Die Sadowski-Schützlinge warfen danach alles nach vorne, das Risiko einer entblößten Abwehr wurde aber belohnt. Der Ausgleichstreffer war überfällig und auch nach Ansicht des Aubstädter Vorsitzenden Herbert Köhler "hochverdient". Nach Freistoßflanke von Arek Sadowski rammte Florian Reuter den Ball förmlich ins Tor.
Doch irgendwie zeigten die Garitzer in der Verlängerung nicht mehr die Konsequenz im Spielaufbau, lediglich ein Grätscher von Wiedamann nach Flanke von Vitalis Schildt verhieß Torgefahr (91.). Den entscheidenden Treffer setzte Christopher Köhler, der nach einem Zusammenprall von Metz mit Matthias Glöckler die herrenlose Kugel nur noch ins verwaiste Tor zu nicken brauchte.
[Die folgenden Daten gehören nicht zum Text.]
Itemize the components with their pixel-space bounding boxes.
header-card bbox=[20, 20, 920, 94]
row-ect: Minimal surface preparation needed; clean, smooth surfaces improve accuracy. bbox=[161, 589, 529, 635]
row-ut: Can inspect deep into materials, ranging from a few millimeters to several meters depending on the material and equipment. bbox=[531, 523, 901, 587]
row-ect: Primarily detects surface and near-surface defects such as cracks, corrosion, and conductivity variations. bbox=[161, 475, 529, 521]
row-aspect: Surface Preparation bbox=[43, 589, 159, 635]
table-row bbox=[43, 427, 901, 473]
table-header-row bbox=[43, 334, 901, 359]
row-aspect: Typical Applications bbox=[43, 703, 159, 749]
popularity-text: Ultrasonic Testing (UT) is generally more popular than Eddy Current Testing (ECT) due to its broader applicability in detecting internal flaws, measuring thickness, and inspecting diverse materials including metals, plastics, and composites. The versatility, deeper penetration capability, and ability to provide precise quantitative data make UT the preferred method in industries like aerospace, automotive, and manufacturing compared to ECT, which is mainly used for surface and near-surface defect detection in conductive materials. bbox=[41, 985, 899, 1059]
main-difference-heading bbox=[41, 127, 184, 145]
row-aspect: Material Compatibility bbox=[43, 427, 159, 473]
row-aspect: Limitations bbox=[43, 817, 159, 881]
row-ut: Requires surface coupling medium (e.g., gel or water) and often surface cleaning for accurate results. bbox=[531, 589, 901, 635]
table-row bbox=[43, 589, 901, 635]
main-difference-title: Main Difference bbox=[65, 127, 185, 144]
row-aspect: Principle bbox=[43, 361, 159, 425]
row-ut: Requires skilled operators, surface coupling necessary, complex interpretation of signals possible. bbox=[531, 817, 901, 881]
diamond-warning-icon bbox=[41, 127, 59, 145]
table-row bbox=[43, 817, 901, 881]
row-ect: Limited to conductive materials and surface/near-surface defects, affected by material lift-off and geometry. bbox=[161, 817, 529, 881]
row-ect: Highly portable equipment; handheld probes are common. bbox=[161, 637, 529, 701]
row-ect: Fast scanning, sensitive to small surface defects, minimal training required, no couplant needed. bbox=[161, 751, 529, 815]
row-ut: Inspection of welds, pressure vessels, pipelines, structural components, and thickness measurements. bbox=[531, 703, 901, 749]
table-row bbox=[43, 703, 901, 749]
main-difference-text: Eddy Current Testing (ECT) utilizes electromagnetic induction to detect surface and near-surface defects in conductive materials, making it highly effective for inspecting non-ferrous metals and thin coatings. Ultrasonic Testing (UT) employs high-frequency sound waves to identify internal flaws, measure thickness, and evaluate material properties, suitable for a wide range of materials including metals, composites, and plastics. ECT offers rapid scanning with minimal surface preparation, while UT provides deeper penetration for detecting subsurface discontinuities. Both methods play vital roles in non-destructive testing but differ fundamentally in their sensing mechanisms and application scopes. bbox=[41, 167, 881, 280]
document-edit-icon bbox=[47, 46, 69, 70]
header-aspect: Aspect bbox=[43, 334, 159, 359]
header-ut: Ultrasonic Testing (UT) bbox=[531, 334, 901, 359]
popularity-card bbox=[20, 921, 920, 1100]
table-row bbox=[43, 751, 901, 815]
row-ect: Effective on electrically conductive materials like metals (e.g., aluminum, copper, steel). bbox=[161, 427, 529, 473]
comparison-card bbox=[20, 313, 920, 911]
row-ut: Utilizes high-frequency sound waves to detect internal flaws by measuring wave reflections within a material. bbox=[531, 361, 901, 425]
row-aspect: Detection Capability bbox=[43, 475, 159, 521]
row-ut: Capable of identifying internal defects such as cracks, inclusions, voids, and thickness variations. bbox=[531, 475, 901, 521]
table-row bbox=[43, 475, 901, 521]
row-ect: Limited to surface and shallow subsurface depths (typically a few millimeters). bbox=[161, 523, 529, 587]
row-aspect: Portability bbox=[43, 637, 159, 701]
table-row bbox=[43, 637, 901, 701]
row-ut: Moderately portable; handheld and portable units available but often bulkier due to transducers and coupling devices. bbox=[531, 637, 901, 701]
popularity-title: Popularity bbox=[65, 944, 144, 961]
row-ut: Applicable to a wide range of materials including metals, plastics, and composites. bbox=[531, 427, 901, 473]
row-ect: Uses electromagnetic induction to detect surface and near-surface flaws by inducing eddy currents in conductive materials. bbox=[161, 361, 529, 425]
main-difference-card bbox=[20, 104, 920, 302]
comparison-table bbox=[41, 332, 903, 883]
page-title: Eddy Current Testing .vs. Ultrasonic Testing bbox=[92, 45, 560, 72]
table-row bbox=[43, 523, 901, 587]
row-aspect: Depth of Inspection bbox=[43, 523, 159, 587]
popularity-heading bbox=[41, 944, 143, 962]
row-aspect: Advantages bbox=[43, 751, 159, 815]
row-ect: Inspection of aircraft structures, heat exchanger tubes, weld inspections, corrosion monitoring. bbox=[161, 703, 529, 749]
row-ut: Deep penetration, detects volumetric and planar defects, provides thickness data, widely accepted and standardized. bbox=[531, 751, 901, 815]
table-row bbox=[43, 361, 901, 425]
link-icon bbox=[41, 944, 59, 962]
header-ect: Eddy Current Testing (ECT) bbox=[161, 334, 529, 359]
In der Schlussphase der Verlängerung liefen die Aubstädter noch einige Konter, vergaben diese aber kläglich. "Es wäre natürlich schön gewesen, wenn auch unsere Zweite aufgestiegen wäre", zeigte sich Andrzej Sadowski nur kurz enttäuscht, "alle Spieler, egal ob erste oder zweite Mannschaft, haben über die gesamte Saison eine Super-Leistung gezeigt".

Torfolge 0:1 Peter Rittweger (77.), 1:1 Florian Reuter (85.), 1:2 Christopher Roth (113.).

Zuschauer 270.

SV Garitz II Metz - Alles, J. Niebling, A. Voll, Sebischka - Ozorio, M. Glöckler, Ar. Sadowski, Schildt - Fehr, Wiedamann; eingewechselt: Werner, Reuter, Murk.

TSV Aubstadt III T. Gabold - S. Roth, F. Abschütz, B. Rittweger, Heuring - F. Köhler, Harich, Pecat, B. Mauer - P. Rittweger, Ch. Roth; eingewechselt: Kneuer, Rink, S. Abschütz.

Gelb-rote Karte Peter Rittweger (Aubstadt/120.).

Schiedsrichter André Wörtmann (Wülflingen).